L'ouverture aux autres comme richesse

Les temps d’échange et d’écoute ont permis à chacun d’évoluer, de poser un regard différent sur la foi et sur les relations humaines. Corinne a appris "à écouter les autres. C’est très riche, plein de trésors, de choses merveilleuses que l’on peut recevoir". Éric, de Bartimée, souligne l’angoisse qui l’a saisi lorsqu’il réalise la convivialité qui règne dans le groupe : "Cela m’a fait peur, j’ai failli tourner les talons ! Puis j’ai compris que personne n’était jugé, montré du doigt, que je n’étais pas seul. Cela m’a rassuré". Malika, quant à elle, insiste sur la transformation de son comportement vis-à-vis d’autrui : "Je suis devenue moins méfiante, plus tolérante".

Ces groupes de soutien et de partage sont ouverts à tous, pas seulement aux croyants. Christian est membre de Bartimée depuis sept ans, et non-croyant : "J’appréhendais un peu… Et puis j’ai accepté l’idée que je ne sais pas… que je ne sais pas. Alors, pourquoi pas. Les échanges sur l’Évangile m’ont permis d’appréhender les problèmes quotidiens. J’en retire de la force, du soutien".
Ingrid, "compagnon" de Bartimée depuis deux ans, accompagne le groupe sur le temps de partage du dimanche, et rappelle le sens du message du Christ : "Être compagnon, c’est  aller vers la fraternité. Etre chrétien, ce n’est pas seulement aller à la messe le dimanche, cela se vit au quotidien. Toutes ces différences m’ont fait progresser"!
 

 

"Se faire confiance mutuellement"

La question de la confiance est également abordée, alors qu’est soulevé le sujet d’une « crise » au sein du groupe. Accueillir l’autre, ce n’est pas si simple ! Brigitte développe : "Dans toute relation, il y a d’abord méfiance, puis confiance. Ces deux termes semblent s’opposer, mais se complètent. Il faut apprendre à se faire confiance mutuellement, se connaître, se respecter, s’accepter dans nos ressemblances et différences".

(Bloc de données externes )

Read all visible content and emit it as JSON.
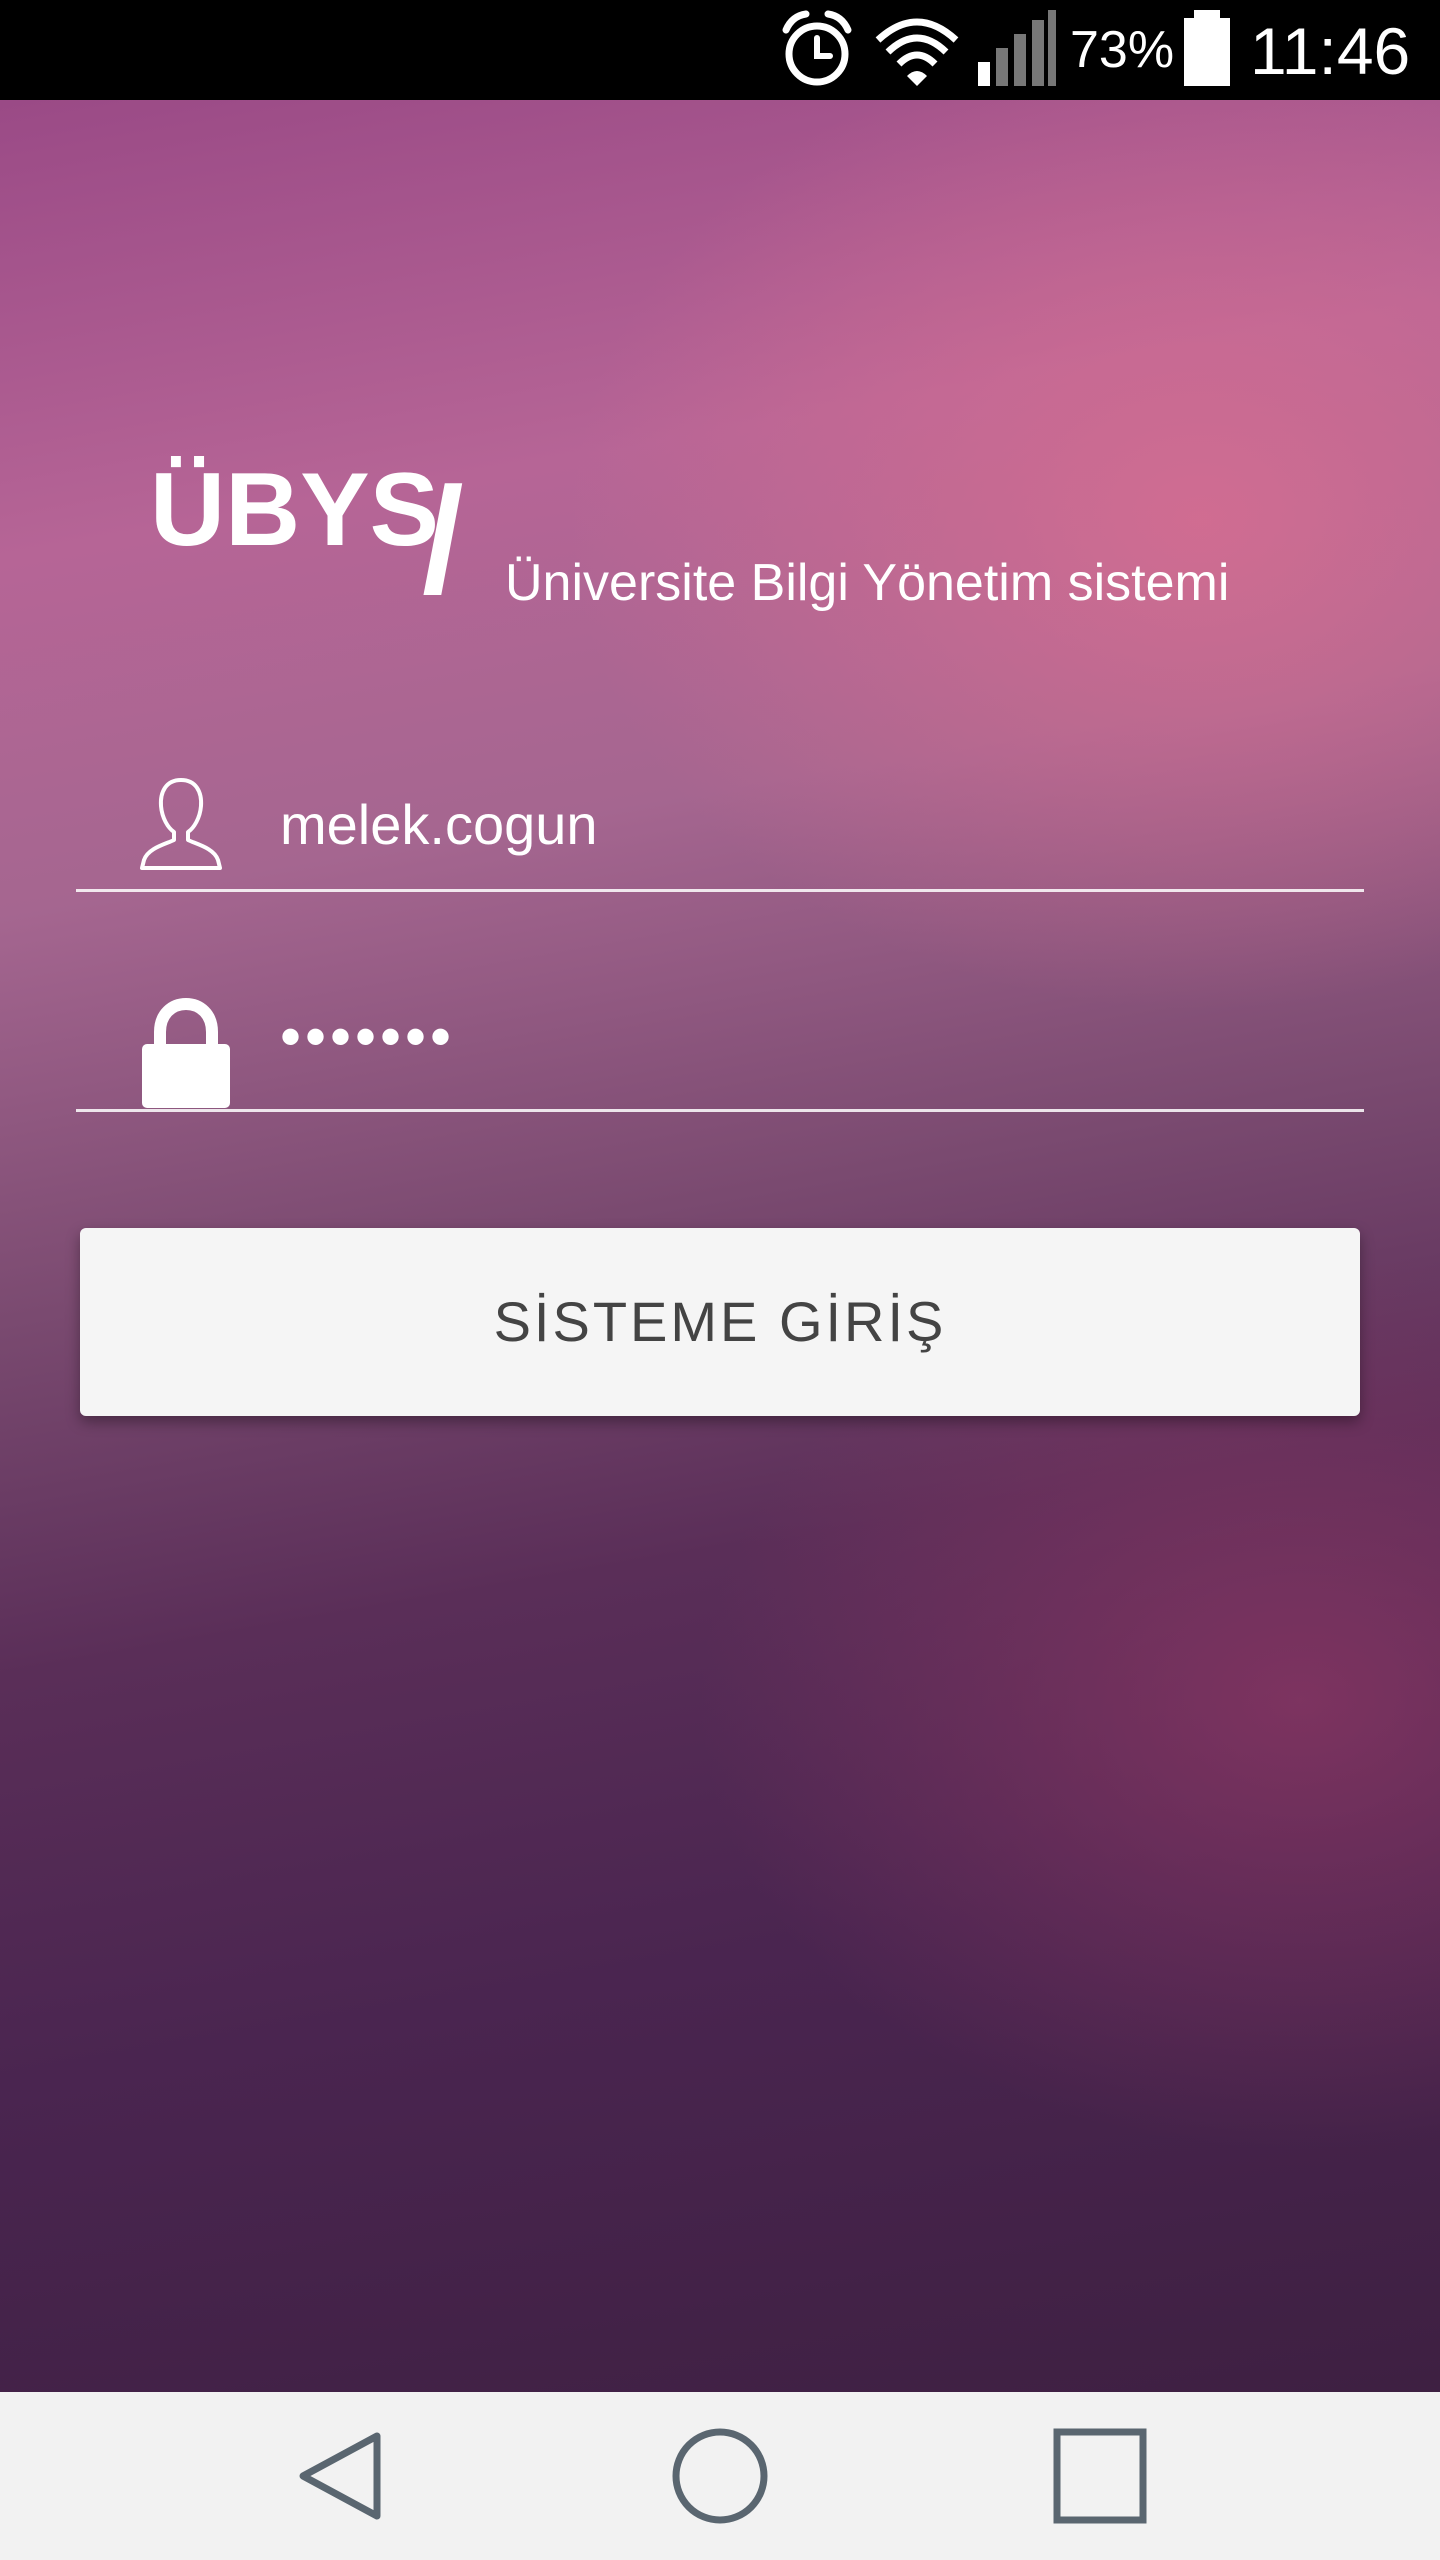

Enfin, la place du groupe et celle de la paroisse peuvent être très distinctes dans la vie de certains participants. L’alliance des deux n'est pas évidente. Margaux fait la différence : "Je n’ai pas de lien avec la paroisse. Je ne vais plus à l’église depuis un moment. Quand je suis arrivée voilà vingt ans, je ne me suis pas sentie accueillie à la paroisse… Les gens passent et ne vous voient pas".
Un témoignage qui touche : Martine, de la paroisse, rappelle qu’un groupe d’accueil est en train d’être constitué.

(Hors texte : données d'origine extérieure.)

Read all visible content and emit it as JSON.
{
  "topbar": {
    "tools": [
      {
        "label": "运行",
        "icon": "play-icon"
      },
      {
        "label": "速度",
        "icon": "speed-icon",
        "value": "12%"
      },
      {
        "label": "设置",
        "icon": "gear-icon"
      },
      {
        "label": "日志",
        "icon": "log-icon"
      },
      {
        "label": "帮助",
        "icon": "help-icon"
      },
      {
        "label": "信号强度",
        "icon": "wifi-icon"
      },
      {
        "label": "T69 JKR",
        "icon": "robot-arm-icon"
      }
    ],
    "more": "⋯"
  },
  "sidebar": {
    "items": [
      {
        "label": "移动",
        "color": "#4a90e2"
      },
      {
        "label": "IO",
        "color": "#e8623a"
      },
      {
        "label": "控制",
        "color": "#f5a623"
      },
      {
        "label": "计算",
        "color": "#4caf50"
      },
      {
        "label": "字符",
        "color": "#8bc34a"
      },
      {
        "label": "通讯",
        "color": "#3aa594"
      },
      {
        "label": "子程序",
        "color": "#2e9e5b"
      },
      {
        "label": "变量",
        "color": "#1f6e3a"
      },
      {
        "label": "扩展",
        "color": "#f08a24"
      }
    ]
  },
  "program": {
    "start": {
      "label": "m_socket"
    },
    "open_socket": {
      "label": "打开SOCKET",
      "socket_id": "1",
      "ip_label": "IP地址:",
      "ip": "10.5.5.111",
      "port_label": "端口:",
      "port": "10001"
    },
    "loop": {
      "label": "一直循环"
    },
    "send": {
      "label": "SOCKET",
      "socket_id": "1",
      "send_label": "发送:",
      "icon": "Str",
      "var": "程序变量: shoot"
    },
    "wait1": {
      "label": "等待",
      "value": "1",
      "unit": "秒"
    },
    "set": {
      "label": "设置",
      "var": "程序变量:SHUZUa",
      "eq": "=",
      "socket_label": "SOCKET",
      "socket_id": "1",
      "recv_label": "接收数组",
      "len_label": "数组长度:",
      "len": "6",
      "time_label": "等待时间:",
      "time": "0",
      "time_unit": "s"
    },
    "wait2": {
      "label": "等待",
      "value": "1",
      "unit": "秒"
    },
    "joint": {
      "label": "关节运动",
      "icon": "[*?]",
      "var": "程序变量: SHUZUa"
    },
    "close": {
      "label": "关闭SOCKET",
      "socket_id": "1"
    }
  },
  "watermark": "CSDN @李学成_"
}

Cependant, la majorité s’accorde à souligner la richesse de la présence de groupes tels que Bartimée ou Bonne Nouvelle Quart Monde au sein d’une paroisse. Pour Brigitte, "les paroissiens ordinaires sont des gens éduqués à la liturgie, ils ont l’habitude d’aller dans les églises… la famille Bartimée en a moins l’habitude. Cela nous bouscule un peu, et c’est bien ! Le liturgiquement correct n’a pas lieu d’être à chaque fois". Avant de conclure : "Jésus est venu pour tout le monde, il a célébré partout. Par conséquent, les Églises doivent être partout, et avec tout le monde". Une belle leçon d’humanité et de partage.

 

Merci à Nicole Vaissière pour les images et Franky Guéret pour la technique - Émission enregistrée le 3 mai et diffusée le 22 mai 2018.

 


 

Rendez-vous mensuel, Vous avez dit fragile ? donne la parole aux personnes isolées, en situation de précarité, malades... Des personnes que la vie a fragilisées.

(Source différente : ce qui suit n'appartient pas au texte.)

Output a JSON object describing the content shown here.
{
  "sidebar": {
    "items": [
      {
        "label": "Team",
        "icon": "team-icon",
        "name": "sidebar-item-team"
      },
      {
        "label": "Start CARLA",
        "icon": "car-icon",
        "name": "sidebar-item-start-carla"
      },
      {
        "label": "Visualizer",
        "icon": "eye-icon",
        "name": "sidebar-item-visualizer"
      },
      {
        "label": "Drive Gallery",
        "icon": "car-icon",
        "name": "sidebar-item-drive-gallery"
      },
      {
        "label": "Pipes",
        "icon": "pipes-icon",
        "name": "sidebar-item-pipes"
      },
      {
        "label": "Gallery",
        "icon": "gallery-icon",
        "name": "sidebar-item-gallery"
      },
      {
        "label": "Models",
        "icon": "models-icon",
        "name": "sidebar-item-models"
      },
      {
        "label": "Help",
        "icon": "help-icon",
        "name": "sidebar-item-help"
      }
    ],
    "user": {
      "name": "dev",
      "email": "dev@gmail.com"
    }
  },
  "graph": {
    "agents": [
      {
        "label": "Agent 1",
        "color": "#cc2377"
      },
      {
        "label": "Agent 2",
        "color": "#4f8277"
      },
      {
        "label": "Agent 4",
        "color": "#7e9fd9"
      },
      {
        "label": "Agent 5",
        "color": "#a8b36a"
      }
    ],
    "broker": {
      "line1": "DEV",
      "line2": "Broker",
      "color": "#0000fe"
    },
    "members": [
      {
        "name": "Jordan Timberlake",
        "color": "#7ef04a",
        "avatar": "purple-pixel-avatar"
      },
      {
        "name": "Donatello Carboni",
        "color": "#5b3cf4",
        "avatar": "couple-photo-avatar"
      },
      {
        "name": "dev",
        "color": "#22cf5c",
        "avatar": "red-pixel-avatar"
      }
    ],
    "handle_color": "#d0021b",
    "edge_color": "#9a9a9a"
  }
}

Parce que la parole des personnes fragiles doit être entendue, RCF et l'association Participation et Fraternité veulent faire entendre sur les ondes l'espérance que redonne la joie d'être ensemble. Chaque mois, les personnes qui participent à l'émission se réunissent deux ou trois fois dans les semaines qui précèdent la séance d'enregistrement. Le concept de l'émission est porté par la conviction que c'est dans la rencontre que l'on partage, et que pour bien se rencontrer il faut passer du temps ensemble.